What are Amalgam Fillings?
If you’ve needed a filling recently, chances are your dentist offered you a choice between traditional amalgam fillings and tooth-colored fillings. You might have even discussed the possibility of replacing your old fillings with new ones made of dental resin. Before you make this decision, it’s important to know the facts about dental amalgam and the advantages offered by alternative materials.
Dental amalgam is made of a mixture of metals that includes silver, tin, and copper mixed into liquid mercury, which binds it all together. It has been used in dentistry for about 150 years. It is relatively inexpensive and strong enough to keep your tooth intact in the presence of normal wear and tear. Some people have expressed concern that the mercury in the amalgam releases small quantities of mercury vapor that can be absorbed into the bloodstream. To date, no studies have proven any severe side effects related to this phenomenon. However, this concern, as well as other considerations, has led many patients to choose tooth-colored alternatives that do not contain mercury.

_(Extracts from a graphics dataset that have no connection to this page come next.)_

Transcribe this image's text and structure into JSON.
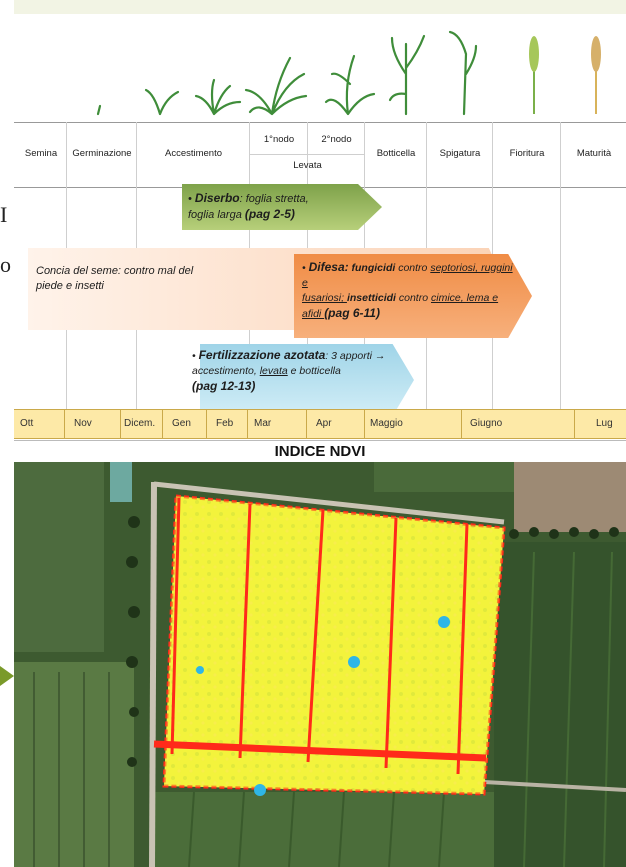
{
  "side_text": {
    "line1": "I",
    "line2": "o"
  },
  "stages": {
    "headers": [
      "Semina",
      "Germinazione",
      "Accestimento",
      "1°nodo",
      "2°nodo",
      "Levata",
      "Botticella",
      "Spigatura",
      "Fioritura",
      "Maturità"
    ]
  },
  "arrows": {
    "diserbo": {
      "title": "Diserbo",
      "line1": ": foglia stretta,",
      "line2": "foglia larga ",
      "ref": "(pag 2-5)"
    },
    "concia": {
      "text1": "Concia del seme: contro mal del",
      "text2": "piede e insetti"
    },
    "difesa": {
      "title": "Difesa:",
      "fung": " fungicidi",
      "t1": " contro ",
      "s1": "septoriosi, ruggini e",
      "s2": "fusariosi; ",
      "ins": "insetticidi",
      "t2": " contro ",
      "s3": "cimice, lema e",
      "s4": "afidi ",
      "ref": "(pag 6-11)"
    },
    "fert": {
      "title": "Fertilizzazione azotata",
      "t1": ": 3 apporti →",
      "t2": "accestimento, ",
      "lev": "levata",
      "t3": " e botticella",
      "ref": "(pag 12-13)"
    }
  },
  "months": [
    "Ott",
    "Nov",
    "Dicem.",
    "Gen",
    "Feb",
    "Mar",
    "Apr",
    "Maggio",
    "Giugno",
    "Lug"
  ],
  "map": {
    "title": "INDICE NDVI"
  },
  "colors": {
    "ndvi_high": "#f4f43a",
    "ndvi_low": "#ff2a1a",
    "water": "#2fb6e6"
  }
}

Advantages of Tooth-Colored Fillings
Tooth-colored fillings—also called composite fillings—are made of a resin that bonds to the tooth in a way that amalgam cannot. This can help hold a tooth together if it has experienced minor cracks or other damage that can be caused by cavities. Other advantages of composite fillings include:
- They do not respond to changes in temperature
- They cannot conduct temperature to the tooth’s interior
- Your dentist generally has to remove less of the tooth to make room for the filling
- They can be used to modify the tooth’s shape if necessary
If you need a filling, be sure to talk to your dentist about your options. Also check with your insurance company to find out their policy on tooth-colored fillings versus dental amalgam.